Internationalizing a static site with PHP and nginx

Internationalizing a static site with  PHP and nginx

I'm getting married (yay!) and a majority of the guests speak some combination of Swedish, Nepali, or English.

I thought it would be nifty to have a multi-lingual wedding site, where the same URL would present different language versions of the same content based on the user.

Here's how I did it.[1]

Tooling choices

I decided to use nginx for the web server. I've been converting from Apache over the last few years and I figure this would be a great use case.

I decided on PHP for scripting because I wanted something that can stitch HTML files together and deal with a few server variables, nothing fancier.

I chose GNU gettext to handle the various translation files, because it's fully compatible with poedit.[2]

Finally, the translation strings themselves were provided by friends and family who speak Nepali or Swedish.

Selecting a language

First I had to decide on a mechanism to select a language (other than URL path) and GeoIP wasn't feasible because the geography of our guests wasn't a good predictor their language preference.

Luckily, there's the HTTP Accept-Language header, which specifies what languages a user agent accepts.

Of course, this isn't always accurate, so I wanted to leave a way of manually selecting a language, and remembering that preference.

And finally, for testing, I wanted to be able to force a particular language to be used no matter what.

In the end, I decided on three separate methods of selection, along with the order that they should be checked:

  • URL query parameter
  • Saved user preference (via cookie)
  • The Accept-Language header

So, if you've never been to the site, you'll get a translation based on your Accept-Language header. If that's wrong, you can set your preference and it'll persist in a cookie. And if you want to override these and force a language, a URL parameter will do it.

For consistency, I decided that the cookie and the URL parameter should both be called "locale".

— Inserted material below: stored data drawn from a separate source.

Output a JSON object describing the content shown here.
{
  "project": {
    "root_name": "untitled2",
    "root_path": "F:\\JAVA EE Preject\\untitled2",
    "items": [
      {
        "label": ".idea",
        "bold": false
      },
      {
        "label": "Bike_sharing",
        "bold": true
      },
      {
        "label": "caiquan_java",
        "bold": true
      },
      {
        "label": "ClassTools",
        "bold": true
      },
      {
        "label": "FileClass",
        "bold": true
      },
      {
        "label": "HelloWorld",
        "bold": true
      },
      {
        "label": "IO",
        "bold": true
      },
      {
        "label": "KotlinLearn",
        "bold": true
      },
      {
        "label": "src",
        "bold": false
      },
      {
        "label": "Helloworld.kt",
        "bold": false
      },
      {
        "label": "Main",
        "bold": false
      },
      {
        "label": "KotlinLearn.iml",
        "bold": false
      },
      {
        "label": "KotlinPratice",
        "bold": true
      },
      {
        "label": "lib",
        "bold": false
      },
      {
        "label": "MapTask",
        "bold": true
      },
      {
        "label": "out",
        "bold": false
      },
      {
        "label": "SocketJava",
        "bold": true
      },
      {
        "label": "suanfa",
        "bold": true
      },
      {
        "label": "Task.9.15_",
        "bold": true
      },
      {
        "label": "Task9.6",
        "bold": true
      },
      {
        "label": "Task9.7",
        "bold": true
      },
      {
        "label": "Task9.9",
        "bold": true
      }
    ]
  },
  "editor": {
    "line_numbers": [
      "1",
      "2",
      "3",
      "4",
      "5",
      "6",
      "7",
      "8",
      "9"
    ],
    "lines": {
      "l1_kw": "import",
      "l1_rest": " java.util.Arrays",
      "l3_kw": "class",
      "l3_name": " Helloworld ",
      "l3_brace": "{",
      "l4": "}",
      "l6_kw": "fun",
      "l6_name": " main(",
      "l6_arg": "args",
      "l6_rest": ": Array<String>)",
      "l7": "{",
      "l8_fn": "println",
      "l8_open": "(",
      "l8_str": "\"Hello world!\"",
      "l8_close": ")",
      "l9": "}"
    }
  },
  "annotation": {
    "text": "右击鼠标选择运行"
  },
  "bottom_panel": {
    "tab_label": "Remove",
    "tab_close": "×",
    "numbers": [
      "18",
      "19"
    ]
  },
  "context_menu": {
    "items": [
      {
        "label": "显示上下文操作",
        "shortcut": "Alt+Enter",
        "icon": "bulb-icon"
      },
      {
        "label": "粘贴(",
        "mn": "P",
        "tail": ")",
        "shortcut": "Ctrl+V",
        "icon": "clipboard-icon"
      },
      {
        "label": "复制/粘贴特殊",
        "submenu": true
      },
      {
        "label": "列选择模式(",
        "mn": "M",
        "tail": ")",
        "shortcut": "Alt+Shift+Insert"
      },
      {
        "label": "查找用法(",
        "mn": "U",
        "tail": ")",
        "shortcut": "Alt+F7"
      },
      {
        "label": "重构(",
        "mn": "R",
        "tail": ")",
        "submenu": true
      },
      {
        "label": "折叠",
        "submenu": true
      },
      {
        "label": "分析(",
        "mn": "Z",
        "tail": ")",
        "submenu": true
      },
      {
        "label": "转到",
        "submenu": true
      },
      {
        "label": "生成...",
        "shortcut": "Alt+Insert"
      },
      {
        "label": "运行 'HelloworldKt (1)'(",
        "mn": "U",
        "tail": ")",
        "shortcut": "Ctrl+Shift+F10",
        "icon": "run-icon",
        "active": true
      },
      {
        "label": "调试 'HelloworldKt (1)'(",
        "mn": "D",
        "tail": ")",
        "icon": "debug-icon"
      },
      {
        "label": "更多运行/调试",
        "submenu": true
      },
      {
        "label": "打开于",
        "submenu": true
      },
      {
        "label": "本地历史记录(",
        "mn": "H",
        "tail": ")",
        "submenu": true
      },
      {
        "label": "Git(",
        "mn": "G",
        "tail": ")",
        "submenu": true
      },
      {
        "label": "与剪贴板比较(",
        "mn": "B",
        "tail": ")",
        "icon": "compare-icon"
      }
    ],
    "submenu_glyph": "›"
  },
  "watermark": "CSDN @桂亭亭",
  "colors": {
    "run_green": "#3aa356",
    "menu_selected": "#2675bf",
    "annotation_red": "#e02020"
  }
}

Accept-Language Header note

The header has a format like this:

Accept-Language: en;q=0.7

The q parameter is the quality preference (from 0 to 1) of the user wanting content in that language, but really it's a best-guess at the user's language preferences.

Rather than going crazy with this parameter, I decided the presence of a particular language code means that the user will find it pleasantly surprising to get content in that language 😊

Forcing PHP translation

When requesting any HTML page, I wanted to have a PHP script evaluate the proper locale first and do the translation server-side.

This meant all HTML request traffic has to be routed to a single PHP script, and that script, in turn, has to be given the user language preference.

Using FastCGI, I put the following into my nginx configuration:

location ~ [^/]\.htm(l)(/|$)  {
     fastcgi_param PREF_LANGUAGE $pref_language;
     include fastcgi_params;
     fastcgi_param SCRIPT_FILENAME router.php;
     fastcgi_pass unix:/var/run/php5-fpm.sock;
  }

This forces all .htm and .html locations to go through the router.php file, which will recieve the request URI as $_SERVER['REQUEST_URI'] and parse/route it accordingly.

The user's language preference will also be passed along to PHP as $_SERVER['PREF_LANGUAGE']

Cacheing

I don't want to repeatedly call PHP to render static pages, so I decided to use nginx's built-in cacheing as much as I could.

Every URI being routed by PHP will need to be cached to multiple addresses based on language preference, but everything else about the request (including URL parameters) can be ignored for cacheing purposes.

This means the ideal cacheing scheme is just:

fastcgi_cache_key "$uri$pref_language";

Defining the user pref variable

Unfortunately, there is no magic variable called $pref_language in nginx 😀

We need to define it, and due to the limitations of nginx's if-statement, it looks like this: [3]

set $pref_language 'en_US';
if ($http_accept_language ~* 'sv') {
    set $pref_language 'sv_SE';
}
if ($http_accept_language ~* 'ne'){
    set $pref_language 'ne_NP';
}
if ($cookie_locale ~* 'sv'){
    set $pref_language 'sv_SE';
}
if ($cookie_locale ~* 'ne'){
    set $pref_language 'ne_NP';
}
if ($arg_locale ~* 'sv'){
    set $pref_language 'sv_SE';
}
if ($arg_locale ~* 'ne'){
    set $pref_language 'ne_NP';
}

This sets a reasonable default (en_US) and then checks the Accept-Language header, followed by the 'locale' cookie, and finally the 'locale' URL query parameter for any supported languages.

If it finds any, that language is set as the language preference, otherwise the default is passed along to PHP.

Server-side translation

Finally, we need to get the server to pull up the proper translation and send it back.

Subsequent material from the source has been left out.